Odd dns forward problem
-
I have pf sense (2.0.1) running with nat.
on the lan side i have a linux box.the pfsense dns forwarder is on. and i have an entry like:
host domain ip
mypc blahdomain.net 192.168.1.100 (pfsense lan interface is 192.168.1.1 )so far so good. everything works (linux box can ping pfsense and vice versa ) (by ip )
then i reboot the linux box. when it comes back up neither box can ping the other.
on pfsense tcpdump shows the incoming icmp but no response.i have tried ping -n -r which does not help either.
i checked /etc/host on the pf box and see my 192.168.1.100 entry in there
but host mypc.blahdomain.net gives the real outside address instead of the 192 addy i'd expect.at any rate once i remove the entry out of forwarder everything starts to work (pings) then i can put the entry back and everything continues to work until the next linux reboot.
also if i wait about 5 minutes everything seems to start working on its own.
this leaves me with some questions.
1. i thought /etc/hosts would be checked before a dns server for a name (host myname as an example ) but thats not the behavior i'm seeing here.
2. what is going on (what have i done wrong) and how do i fix it?thanks for your time!
-
What do you have pfsense set to use as dns? 127.0.0.1 or some other dns like your isp?

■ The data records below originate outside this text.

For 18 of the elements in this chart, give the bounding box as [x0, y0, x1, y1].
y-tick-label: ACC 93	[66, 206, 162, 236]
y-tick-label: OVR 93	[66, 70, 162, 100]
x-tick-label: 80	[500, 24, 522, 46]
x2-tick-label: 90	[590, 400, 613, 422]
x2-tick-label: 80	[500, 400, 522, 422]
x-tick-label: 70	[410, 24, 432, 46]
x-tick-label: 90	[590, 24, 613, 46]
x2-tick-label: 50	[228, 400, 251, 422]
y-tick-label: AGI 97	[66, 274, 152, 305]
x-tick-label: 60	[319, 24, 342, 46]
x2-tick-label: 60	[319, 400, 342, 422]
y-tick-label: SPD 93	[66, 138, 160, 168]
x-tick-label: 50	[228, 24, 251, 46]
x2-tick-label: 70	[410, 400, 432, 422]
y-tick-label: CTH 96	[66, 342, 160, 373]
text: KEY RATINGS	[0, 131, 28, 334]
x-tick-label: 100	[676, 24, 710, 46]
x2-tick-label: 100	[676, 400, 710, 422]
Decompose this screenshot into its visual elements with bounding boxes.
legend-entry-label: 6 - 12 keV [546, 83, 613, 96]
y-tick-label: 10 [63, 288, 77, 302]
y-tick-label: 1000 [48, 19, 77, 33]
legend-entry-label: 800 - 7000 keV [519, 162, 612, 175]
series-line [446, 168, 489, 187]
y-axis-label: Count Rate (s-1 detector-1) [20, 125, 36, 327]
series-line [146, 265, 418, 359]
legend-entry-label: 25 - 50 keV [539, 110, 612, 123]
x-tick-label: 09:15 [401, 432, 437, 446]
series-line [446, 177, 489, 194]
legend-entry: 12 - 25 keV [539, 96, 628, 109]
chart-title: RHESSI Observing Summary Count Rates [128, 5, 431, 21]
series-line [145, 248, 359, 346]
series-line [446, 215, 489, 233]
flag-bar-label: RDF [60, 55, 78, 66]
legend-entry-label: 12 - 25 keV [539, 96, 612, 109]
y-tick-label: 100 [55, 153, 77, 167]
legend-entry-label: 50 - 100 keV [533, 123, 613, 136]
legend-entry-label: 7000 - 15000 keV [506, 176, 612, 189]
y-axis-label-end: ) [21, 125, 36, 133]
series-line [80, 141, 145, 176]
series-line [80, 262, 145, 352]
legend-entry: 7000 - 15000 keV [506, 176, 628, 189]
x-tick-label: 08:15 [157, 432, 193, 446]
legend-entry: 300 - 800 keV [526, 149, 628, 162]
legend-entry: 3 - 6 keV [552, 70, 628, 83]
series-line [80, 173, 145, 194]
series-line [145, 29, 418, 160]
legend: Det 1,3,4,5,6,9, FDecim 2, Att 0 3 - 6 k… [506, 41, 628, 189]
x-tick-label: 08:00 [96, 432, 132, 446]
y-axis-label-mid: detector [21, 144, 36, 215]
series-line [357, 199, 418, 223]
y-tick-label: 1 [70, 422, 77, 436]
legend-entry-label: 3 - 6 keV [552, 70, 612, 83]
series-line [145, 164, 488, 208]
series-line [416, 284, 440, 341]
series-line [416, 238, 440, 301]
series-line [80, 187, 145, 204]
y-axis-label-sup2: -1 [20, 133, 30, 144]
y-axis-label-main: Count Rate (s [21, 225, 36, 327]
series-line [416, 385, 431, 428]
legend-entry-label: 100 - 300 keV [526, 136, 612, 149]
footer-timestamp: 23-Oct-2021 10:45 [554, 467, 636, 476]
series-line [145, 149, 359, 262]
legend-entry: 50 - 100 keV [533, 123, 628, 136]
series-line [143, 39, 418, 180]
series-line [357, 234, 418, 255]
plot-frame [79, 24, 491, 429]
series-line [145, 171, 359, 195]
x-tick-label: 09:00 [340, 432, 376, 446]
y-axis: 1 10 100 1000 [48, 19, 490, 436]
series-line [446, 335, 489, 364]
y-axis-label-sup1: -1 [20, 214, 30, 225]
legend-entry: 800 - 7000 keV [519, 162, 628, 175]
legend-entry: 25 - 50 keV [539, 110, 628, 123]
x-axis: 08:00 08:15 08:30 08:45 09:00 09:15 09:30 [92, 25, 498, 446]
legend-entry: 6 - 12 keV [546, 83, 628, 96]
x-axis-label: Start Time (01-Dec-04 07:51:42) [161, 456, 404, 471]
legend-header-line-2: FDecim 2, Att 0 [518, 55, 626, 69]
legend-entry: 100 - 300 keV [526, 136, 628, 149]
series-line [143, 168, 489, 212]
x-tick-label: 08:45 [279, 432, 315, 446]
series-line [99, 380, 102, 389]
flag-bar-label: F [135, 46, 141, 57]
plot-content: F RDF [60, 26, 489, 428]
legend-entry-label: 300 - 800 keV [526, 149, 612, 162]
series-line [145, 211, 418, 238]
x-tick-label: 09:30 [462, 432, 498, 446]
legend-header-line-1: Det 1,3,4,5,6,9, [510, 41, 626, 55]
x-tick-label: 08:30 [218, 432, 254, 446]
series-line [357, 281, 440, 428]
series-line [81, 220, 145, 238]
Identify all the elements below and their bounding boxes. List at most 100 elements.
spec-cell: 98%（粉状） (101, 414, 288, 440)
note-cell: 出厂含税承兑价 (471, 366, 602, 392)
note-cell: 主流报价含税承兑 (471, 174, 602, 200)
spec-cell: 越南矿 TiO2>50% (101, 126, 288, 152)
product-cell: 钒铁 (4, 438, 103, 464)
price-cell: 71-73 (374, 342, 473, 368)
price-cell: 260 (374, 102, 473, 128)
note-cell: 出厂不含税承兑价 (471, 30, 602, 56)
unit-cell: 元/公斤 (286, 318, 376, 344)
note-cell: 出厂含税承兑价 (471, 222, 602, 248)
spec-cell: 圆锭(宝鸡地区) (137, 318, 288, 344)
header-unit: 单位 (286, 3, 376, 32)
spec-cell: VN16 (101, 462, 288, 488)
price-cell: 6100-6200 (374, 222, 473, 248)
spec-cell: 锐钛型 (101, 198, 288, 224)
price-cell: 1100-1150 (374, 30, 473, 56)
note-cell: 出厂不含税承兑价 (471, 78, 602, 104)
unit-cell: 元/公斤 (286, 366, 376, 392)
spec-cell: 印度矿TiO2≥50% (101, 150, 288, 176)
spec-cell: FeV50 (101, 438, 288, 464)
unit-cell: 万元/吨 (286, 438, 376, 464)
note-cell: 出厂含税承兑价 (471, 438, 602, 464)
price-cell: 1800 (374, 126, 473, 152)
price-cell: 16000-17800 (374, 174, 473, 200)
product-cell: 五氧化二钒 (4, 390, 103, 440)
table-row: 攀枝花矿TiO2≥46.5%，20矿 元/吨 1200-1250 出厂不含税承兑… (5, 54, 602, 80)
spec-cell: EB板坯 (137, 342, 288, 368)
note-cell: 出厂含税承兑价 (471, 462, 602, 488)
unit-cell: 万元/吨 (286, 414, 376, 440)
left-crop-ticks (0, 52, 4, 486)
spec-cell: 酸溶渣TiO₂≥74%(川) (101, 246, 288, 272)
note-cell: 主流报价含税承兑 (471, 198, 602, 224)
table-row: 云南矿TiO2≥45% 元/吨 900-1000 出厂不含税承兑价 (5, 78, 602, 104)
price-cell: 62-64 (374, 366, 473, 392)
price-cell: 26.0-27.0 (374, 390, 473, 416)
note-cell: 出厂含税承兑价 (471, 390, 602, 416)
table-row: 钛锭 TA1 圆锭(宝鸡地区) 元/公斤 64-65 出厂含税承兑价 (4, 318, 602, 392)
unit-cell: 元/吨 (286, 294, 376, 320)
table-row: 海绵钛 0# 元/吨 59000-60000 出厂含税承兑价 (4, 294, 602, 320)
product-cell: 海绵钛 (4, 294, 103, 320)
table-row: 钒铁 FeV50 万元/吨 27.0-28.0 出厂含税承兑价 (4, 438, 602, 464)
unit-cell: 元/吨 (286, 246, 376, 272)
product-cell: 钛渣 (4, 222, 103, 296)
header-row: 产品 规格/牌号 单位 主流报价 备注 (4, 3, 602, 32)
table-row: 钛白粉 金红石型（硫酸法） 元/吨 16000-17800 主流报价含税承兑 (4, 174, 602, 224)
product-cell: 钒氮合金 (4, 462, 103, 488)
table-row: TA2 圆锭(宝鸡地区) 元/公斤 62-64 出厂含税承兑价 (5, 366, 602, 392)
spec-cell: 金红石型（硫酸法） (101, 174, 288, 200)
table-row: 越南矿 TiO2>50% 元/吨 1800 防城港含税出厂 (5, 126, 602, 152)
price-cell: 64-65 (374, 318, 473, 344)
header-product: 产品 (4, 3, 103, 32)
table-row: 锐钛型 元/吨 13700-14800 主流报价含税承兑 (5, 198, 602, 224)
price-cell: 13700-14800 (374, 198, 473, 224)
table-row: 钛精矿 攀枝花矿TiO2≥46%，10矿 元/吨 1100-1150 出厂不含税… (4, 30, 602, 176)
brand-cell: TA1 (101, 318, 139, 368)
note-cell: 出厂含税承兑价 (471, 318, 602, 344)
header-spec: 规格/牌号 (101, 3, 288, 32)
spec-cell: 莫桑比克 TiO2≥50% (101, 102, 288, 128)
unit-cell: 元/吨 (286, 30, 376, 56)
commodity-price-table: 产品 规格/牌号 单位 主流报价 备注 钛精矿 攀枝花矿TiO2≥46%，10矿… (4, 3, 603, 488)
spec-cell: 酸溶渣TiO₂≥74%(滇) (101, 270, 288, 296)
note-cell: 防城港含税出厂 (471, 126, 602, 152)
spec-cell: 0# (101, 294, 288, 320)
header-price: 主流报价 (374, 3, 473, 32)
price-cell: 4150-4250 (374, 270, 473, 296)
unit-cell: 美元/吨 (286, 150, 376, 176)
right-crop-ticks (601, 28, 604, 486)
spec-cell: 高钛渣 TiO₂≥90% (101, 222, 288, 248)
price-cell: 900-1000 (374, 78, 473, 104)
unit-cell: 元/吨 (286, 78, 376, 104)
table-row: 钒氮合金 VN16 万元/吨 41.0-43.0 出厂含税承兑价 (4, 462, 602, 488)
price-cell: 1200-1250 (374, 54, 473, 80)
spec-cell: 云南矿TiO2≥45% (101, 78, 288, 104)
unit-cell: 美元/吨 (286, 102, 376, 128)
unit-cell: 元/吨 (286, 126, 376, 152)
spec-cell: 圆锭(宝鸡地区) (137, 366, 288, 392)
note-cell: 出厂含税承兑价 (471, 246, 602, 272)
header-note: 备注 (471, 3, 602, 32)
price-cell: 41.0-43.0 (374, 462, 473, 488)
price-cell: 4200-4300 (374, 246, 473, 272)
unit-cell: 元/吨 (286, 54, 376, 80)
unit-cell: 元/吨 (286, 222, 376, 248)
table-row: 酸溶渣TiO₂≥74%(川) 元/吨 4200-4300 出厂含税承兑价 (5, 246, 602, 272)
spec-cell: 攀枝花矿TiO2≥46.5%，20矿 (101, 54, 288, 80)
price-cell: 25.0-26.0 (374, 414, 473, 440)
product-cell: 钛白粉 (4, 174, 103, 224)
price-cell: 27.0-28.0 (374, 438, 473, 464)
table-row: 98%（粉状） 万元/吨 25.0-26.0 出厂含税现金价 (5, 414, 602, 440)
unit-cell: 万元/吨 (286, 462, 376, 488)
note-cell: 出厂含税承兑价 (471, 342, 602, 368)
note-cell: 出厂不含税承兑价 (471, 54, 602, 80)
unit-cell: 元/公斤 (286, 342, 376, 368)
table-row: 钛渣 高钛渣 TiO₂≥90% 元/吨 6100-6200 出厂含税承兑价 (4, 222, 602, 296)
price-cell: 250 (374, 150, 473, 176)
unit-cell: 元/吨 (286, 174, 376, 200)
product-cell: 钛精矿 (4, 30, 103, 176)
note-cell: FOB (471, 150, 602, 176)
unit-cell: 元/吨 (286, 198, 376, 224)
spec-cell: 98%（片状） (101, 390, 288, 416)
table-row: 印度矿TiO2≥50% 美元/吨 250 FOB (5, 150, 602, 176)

Not sure what dns has to do with pinging?? You see the icmp on your pfsense box, are you sure it was not to some outside IP. If you sent a ping to pfsense IP, it should respond no matter what it thinks your IP resolves too.
As to what the command host returns – that is dns tool!! Its going to query dns, not your host file. Its like a stripped down version of dig. its going to ask the dns server the os your running it on is configured for.
If you want your pfsense box to resolve what you have setup in dns host overrides, etc. Then you need to make sure pfsense is using the dns forwarder as its resolver and not some outside dns.
now if you were to just ping your host name from pfsense, then depending if you have messed with default resolve order or not then yes host file should be used. What does your /etc/nsswitch.conf show for your resolve order? Should be files dns for hosts.